Since the silver is stripped from that first metal part, in both 1-step and 2-step plating (with a caveat mentioned next), there is a very slight loss in high frequencies when that first metal part is stripped of its silver layer and used to press records.
In 1-step plating, there is no going back – for this reason, it is generally viewed as an inferior type of record plating, and very rarely used (we never use 1-step plating at GGR). In 2-step plating, that first stamper (remember – the one that created the mother before being turned into a stamper), is like a stamper made from 1-step plating — the silver is stripped, and therefore any information in that silver layer is lost after stripping. However (here’s the caveat mentioned above), additional stampers can be made from the mother in 2-step plating, and those stampers DO have the information that was in that silver layer (because the part that was used to create the mother still had that silver layer intact).
In 3-step plating, all stampers (including the very first stampers used) will have all of the information intact from the silver layer. This is because the silver is never stripped in 3-step plating – the first part pulled from the lacquer is used to create the mother, and never turned into a a stamper. Only the mother (and future mothers from the father) are used to make stampers, and they are each replicated from parts which have the information from the silver layer intact. If you recall from above, the first part pulled from the lacquer in 3-step plating has a layer of nickel electroformed over the silver layer before being filed away for future use. Since silver is an unstable metal, this layer of nickel (which is an extremely stable metal) prevents tarnishing on the face of the father, so that it can be re-used to make additional mothers.
Now that you are an expert in record plating, let’s get back to GrooveCoated stampers…
In 2017-2018, NiPro Optics / NiPro Records and Gotta Groove Records worked to develop one of the first “new technologies” in record stampers in several decades — the GrooveCoated ™ stamper.
GrooveCoated stampers have a specialized lubricious coating applied after nickel formation that reduces surface tension while increasing surface hardness. Depending upon the cut, this combination can dramatically increase the lifespan of the stamper, and reduce high frequency loss as pressing cycles continue over the course of manufacturing.
With traditional record plating technology, over the course of the cycles of a pressing, the high frequencies tend to diminish first as the cycles go on. While this is always going to be a natural phenomenon in the course of pressing vinyl records, GrooveCoated stampers dramatically strengthen the grooves on the face of the stamper, and allows better material flow. This helps stampers stand up much stronger to the repeated stresses of each pressing cycle.
The truly amazing thing about this new record plating technology is that it does not cause the core nickel substrate of the stampers to become brittle (brittleness is an issue with traditional stampers, because they can break before finishing a run of records).
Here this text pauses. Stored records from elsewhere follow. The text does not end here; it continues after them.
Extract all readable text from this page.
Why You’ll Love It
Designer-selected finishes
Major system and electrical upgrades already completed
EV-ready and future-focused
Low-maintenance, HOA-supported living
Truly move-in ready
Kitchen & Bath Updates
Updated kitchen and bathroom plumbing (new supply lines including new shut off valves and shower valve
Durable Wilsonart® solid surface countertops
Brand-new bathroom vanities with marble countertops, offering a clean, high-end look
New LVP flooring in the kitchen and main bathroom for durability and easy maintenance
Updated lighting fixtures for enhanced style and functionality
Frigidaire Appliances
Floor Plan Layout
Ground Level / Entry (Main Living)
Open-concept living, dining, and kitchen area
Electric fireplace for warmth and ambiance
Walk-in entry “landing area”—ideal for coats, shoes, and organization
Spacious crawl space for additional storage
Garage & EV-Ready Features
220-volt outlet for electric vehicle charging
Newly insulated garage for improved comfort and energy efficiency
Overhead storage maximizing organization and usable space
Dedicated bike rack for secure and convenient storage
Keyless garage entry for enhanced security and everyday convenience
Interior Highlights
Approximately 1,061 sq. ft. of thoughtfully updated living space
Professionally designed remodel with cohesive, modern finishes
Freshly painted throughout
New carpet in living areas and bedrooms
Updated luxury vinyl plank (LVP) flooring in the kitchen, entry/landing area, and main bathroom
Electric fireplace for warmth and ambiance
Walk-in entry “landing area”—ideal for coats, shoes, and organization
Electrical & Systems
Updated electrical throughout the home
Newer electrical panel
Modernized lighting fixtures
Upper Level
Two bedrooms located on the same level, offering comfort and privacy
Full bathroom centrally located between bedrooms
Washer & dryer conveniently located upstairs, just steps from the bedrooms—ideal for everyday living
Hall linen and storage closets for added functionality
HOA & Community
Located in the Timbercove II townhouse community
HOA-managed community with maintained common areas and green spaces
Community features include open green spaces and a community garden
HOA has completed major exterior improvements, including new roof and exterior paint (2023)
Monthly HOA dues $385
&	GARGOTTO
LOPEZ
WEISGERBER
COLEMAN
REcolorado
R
This can help reduce scrap and turnaround time during the record pressing process.
In late 2018, GGR conducted an experiment with a 180 gram 6-LP box set which used GrooveCoated stampers for all copies. We recorded and analyzed frequencies of the recordings of records produced by the same GrooveCoated stampers from record #45 through record #2400 off the same stampers. The results were incredible — even after over 2,000 stamper cycles, the tracks sounded remarkably similar. When viewing the frequencies in a sound editor, the information was also nearly identical.